# Poison Bottle is it rare



## mummabird

Poison bottle dark brown, MY-T-FINE,,Poisonous, not to be taken, oval shape with V D M A in it and on side Regd No 2140, on bottom M, 769, 1, and a large 6


----------



## mummabird

forgot to ask is it rare and is it worth much thanks.


----------



## surfaceone

Hello Margaret,

 Welcome to the A-BN, and thanks for bringing the poison. [8D]

 Its a Phenyle bottle:




From.

 The VDMA was the Victorian Disinfectant Manufacturers Association.

 One of the Poison experts should be along presently...


----------



## mummabird

sorry forgot to put phenyle on post! is it rare as i have afew different shaped MY-T-FINE bottles


----------



## Longhunter

I don't see it listed in the poison workbooks.

 Maybe Stephen can shed some light on this bottle.


----------



## Poison_Us

Surprisingly enough, I dont have a record of it either....and I know I have seen this one before.  Now all I did was a quick scan.. you say it's oval, but I see 2 flat sides in the image, which tells me its a KV class bottle...but I did not find it.  Maybe Jerry has a page that I'm missing.


----------



## mummabird

It is diamond shape, 4 sides , found here in australia, have others that are MY-T-FINE but are 3 sided , the oval is where the 4 letters are inside


----------



## mummabird

it is the same bottle that ( surfaceone) put picture up, what i would really like to know is it rare, old and worth anything


----------



## surfaceone

Hey Margaret,

 Australian Phenyles are not my strong suit. Could you take a couple more photos focusing on the embossing and the base and lip finish, please.

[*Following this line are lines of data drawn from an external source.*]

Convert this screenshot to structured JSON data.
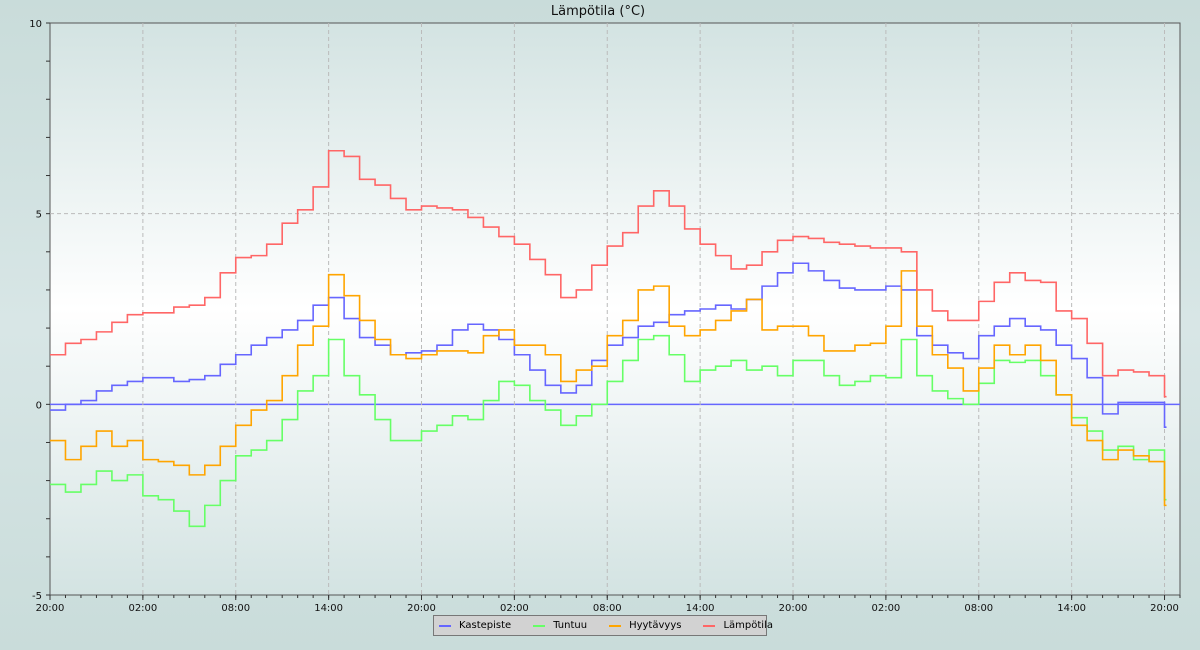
{
  "chart_data": {
    "type": "line",
    "title": "Lämpötila (°C)",
    "xlabel": "",
    "ylabel": "",
    "ylim": [
      -5,
      10
    ],
    "yticks": [
      "10",
      "5",
      "0",
      "-5"
    ],
    "xlim_hours": [
      0,
      73
    ],
    "xticks": [
      "20:00",
      "02:00",
      "08:00",
      "14:00",
      "20:00",
      "02:00",
      "08:00",
      "14:00",
      "20:00",
      "02:00",
      "08:00",
      "14:00",
      "20:00"
    ],
    "x_unit": "hours since first 20:00 (hourly samples)",
    "grid": true,
    "legend_position": "bottom-center",
    "series": [
      {
        "name": "Kastepiste",
        "color": "#6666ff",
        "values": [
          -0.15,
          0,
          0.1,
          0.35,
          0.5,
          0.6,
          0.7,
          0.7,
          0.6,
          0.65,
          0.75,
          1.05,
          1.3,
          1.55,
          1.75,
          1.95,
          2.2,
          2.6,
          2.8,
          2.25,
          1.75,
          1.55,
          1.3,
          1.35,
          1.4,
          1.55,
          1.95,
          2.1,
          1.95,
          1.7,
          1.3,
          0.9,
          0.5,
          0.3,
          0.5,
          1.15,
          1.55,
          1.75,
          2.05,
          2.15,
          2.35,
          2.45,
          2.5,
          2.6,
          2.5,
          2.75,
          3.1,
          3.45,
          3.7,
          3.5,
          3.25,
          3.05,
          3.0,
          3.0,
          3.1,
          3.0,
          1.8,
          1.55,
          1.35,
          1.2,
          1.8,
          2.05,
          2.25,
          2.05,
          1.95,
          1.55,
          1.2,
          0.7,
          -0.25,
          0.05,
          0.05,
          0.05,
          -0.6
        ]
      },
      {
        "name": "Tuntuu",
        "color": "#66ff66",
        "values": [
          -2.1,
          -2.3,
          -2.1,
          -1.75,
          -2.0,
          -1.85,
          -2.4,
          -2.5,
          -2.8,
          -3.2,
          -2.65,
          -2.0,
          -1.35,
          -1.2,
          -0.95,
          -0.4,
          0.35,
          0.75,
          1.7,
          0.75,
          0.25,
          -0.4,
          -0.95,
          -0.95,
          -0.7,
          -0.55,
          -0.3,
          -0.4,
          0.1,
          0.6,
          0.5,
          0.1,
          -0.15,
          -0.55,
          -0.3,
          0,
          0.6,
          1.15,
          1.7,
          1.8,
          1.3,
          0.6,
          0.9,
          1.0,
          1.15,
          0.9,
          1.0,
          0.75,
          1.15,
          1.15,
          0.75,
          0.5,
          0.6,
          0.75,
          0.7,
          1.7,
          0.75,
          0.35,
          0.15,
          0,
          0.55,
          1.15,
          1.1,
          1.15,
          0.75,
          0.25,
          -0.35,
          -0.7,
          -1.2,
          -1.1,
          -1.45,
          -1.2,
          -2.5
        ]
      },
      {
        "name": "Hyytävyys",
        "color": "#ffa500",
        "values": [
          -0.95,
          -1.45,
          -1.1,
          -0.7,
          -1.1,
          -0.95,
          -1.45,
          -1.5,
          -1.6,
          -1.85,
          -1.6,
          -1.1,
          -0.55,
          -0.15,
          0.1,
          0.75,
          1.55,
          2.05,
          3.4,
          2.85,
          2.2,
          1.7,
          1.3,
          1.2,
          1.3,
          1.4,
          1.4,
          1.35,
          1.8,
          1.95,
          1.55,
          1.55,
          1.3,
          0.6,
          0.9,
          1.0,
          1.8,
          2.2,
          3.0,
          3.1,
          2.05,
          1.8,
          1.95,
          2.2,
          2.45,
          2.75,
          1.95,
          2.05,
          2.05,
          1.8,
          1.4,
          1.4,
          1.55,
          1.6,
          2.05,
          3.5,
          2.05,
          1.3,
          0.95,
          0.35,
          0.95,
          1.55,
          1.3,
          1.55,
          1.15,
          0.25,
          -0.55,
          -0.95,
          -1.45,
          -1.2,
          -1.35,
          -1.5,
          -2.65
        ]
      },
      {
        "name": "Lämpötila",
        "color": "#ff6666",
        "values": [
          1.3,
          1.6,
          1.7,
          1.9,
          2.15,
          2.35,
          2.4,
          2.4,
          2.55,
          2.6,
          2.8,
          3.45,
          3.85,
          3.9,
          4.2,
          4.75,
          5.1,
          5.7,
          6.65,
          6.5,
          5.9,
          5.75,
          5.4,
          5.1,
          5.2,
          5.15,
          5.1,
          4.9,
          4.65,
          4.4,
          4.2,
          3.8,
          3.4,
          2.8,
          3.0,
          3.65,
          4.15,
          4.5,
          5.2,
          5.6,
          5.2,
          4.6,
          4.2,
          3.9,
          3.55,
          3.65,
          4.0,
          4.3,
          4.4,
          4.35,
          4.25,
          4.2,
          4.15,
          4.1,
          4.1,
          4.0,
          3.0,
          2.45,
          2.2,
          2.2,
          2.7,
          3.2,
          3.45,
          3.25,
          3.2,
          2.45,
          2.25,
          1.6,
          0.75,
          0.9,
          0.85,
          0.75,
          0.2
        ]
      }
    ]
  }
}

 Has it got an internal screw thread on the top? I'm doing a lot of squinting and coming up with early 20th Century as a date guesstimate. Can't speak to the scarcity or value. Wayne Harris has some Pheyles listed for sale in his Poison section, though not an amber.


----------



## Poison_Us

Ah, that explains it.  KD..ok...well, still cant find it. [8|]

 I found a few that are like it, but the embossing on the right side is different, even though the left side with PHENYLE is the same on all of them as is the REG Number.  Even the one above is not in the books.  Doesn't surprise me though.  There are many undocumented bottles....especially from AU.  Apparently, its a specific product, brought to you by different places...so they have a bottle of this design made, but with their Pharm on the right side.  Kind of like the KIs...all the same bottle, just different Pharms embossing.  Which makes me want to group all of these together in the same style chart as the KIs.


----------